Zielone światło dla wyburzania palestyńskich domów
Sąd Najwyższy Izraela odrzucił skargę na działania
izraelskiej armii, która w Strefie Gazy na dużą skalę niszczy
palestyńskie domy. Tymczasem operację tę skrytykował sekretarz
stanu USA Colin Powell.
16.05.2004 | aktual.: 16.05.2004 12:24
Sąd Najwyższy uznał, że działania armii nie są samowolne ani nie stanowią działań odwetowych, tylko są podyktowane "przesłankami operacyjnymi", więc nie można ich zabronić. Tym samym sąd zniósł tymczasowy zakaz niszczenia domów, który sam wcześniej wprowadził.

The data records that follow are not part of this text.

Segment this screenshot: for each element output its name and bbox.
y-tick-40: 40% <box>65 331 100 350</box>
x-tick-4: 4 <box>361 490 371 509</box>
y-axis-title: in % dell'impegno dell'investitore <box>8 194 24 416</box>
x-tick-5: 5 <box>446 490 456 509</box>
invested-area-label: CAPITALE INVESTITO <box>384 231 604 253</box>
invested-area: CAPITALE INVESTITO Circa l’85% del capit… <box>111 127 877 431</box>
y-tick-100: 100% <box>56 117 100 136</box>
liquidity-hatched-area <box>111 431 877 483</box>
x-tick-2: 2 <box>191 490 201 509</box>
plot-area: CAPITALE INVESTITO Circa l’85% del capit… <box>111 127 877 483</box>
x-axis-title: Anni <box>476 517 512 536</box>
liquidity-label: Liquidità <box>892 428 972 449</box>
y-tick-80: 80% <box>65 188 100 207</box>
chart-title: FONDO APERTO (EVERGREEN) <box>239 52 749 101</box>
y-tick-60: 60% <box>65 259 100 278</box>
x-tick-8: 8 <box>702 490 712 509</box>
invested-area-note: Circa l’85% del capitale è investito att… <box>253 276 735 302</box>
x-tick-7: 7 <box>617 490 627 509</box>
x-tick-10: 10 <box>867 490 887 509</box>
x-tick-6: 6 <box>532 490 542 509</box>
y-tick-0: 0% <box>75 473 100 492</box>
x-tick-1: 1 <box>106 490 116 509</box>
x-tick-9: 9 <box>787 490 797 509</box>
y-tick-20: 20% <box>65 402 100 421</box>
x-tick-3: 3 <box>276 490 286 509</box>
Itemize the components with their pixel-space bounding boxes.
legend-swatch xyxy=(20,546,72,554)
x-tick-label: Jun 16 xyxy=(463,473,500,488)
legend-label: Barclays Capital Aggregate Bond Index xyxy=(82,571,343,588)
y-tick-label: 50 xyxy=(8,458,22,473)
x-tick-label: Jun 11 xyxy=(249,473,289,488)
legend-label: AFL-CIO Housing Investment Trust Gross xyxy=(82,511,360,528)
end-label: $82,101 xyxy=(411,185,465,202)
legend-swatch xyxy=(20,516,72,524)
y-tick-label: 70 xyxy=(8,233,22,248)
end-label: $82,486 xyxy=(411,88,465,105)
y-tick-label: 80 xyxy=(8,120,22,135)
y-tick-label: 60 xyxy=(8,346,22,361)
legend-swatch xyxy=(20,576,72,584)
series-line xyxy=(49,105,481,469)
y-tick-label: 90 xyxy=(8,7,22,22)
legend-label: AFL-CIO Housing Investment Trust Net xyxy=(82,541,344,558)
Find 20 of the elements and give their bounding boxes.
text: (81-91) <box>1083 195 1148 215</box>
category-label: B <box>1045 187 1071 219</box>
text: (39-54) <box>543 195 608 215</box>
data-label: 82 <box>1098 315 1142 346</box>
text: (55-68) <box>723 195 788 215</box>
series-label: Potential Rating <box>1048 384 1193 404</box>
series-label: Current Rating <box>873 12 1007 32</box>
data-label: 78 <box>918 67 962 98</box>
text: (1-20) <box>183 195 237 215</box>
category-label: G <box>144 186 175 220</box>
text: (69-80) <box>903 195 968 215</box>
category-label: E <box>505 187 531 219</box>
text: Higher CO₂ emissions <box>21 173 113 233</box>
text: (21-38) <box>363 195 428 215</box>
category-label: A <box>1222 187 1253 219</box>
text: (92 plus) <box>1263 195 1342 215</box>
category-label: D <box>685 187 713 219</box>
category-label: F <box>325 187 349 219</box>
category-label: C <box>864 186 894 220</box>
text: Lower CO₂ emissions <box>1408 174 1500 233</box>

Odmiennego zdania jest szef amerykańskiej dyplomacji. "Wiemy, że Izrael ma prawo do samoobrony, ale ten rodzaj działań, jakie podejmowane są w Rafah, gdzie trwa niszczenie palestyńskich domów, budzi nasz sprzeciw" - oświadczył Powell na konferencji prasowej w Jordanii, gdzie przebywa z wizytą.
Jednocześnie zapowiedział, że Stany Zjednoczone zrobią wszystko, aby przerwać spiralę przemocy trwającą na Bliskim Wschodzie. W mijającym tygodniu w Strefie Gazy zginęło 13 izraelskich żołnierzy i 29 Palestyńczyków.
Powell skrytykował też palestyńskiego przywódcę Jasera Arafata "za działania i oświadczenia, które w znaczący sposób utrudniają postęp" na drodze ku pokojowemu załatwieniu konfliktu bliskowschodniego.
Powell odniósł się w ten sposób do sobotniego wystąpienia Arafata, w którym wzywał on do wytrwałości w oporze przeciwko izraelskiej okupacji, choć - jak zaznacza AP - nie wydaje się, by cytowane przez Arafata wersety Koranu miały być zachętą do kolejnych antyizraelskich ataków.
Tymczasem w Rafah trwa burzenie domów. Izrael poszerza w ten sposób "korytarz bezpieczeństwa" ciągnący się wzdłuż przebiegającej tam granicy z Egiptem. Plan obejmuje zrównanie z ziemią nawet kilkuset domów.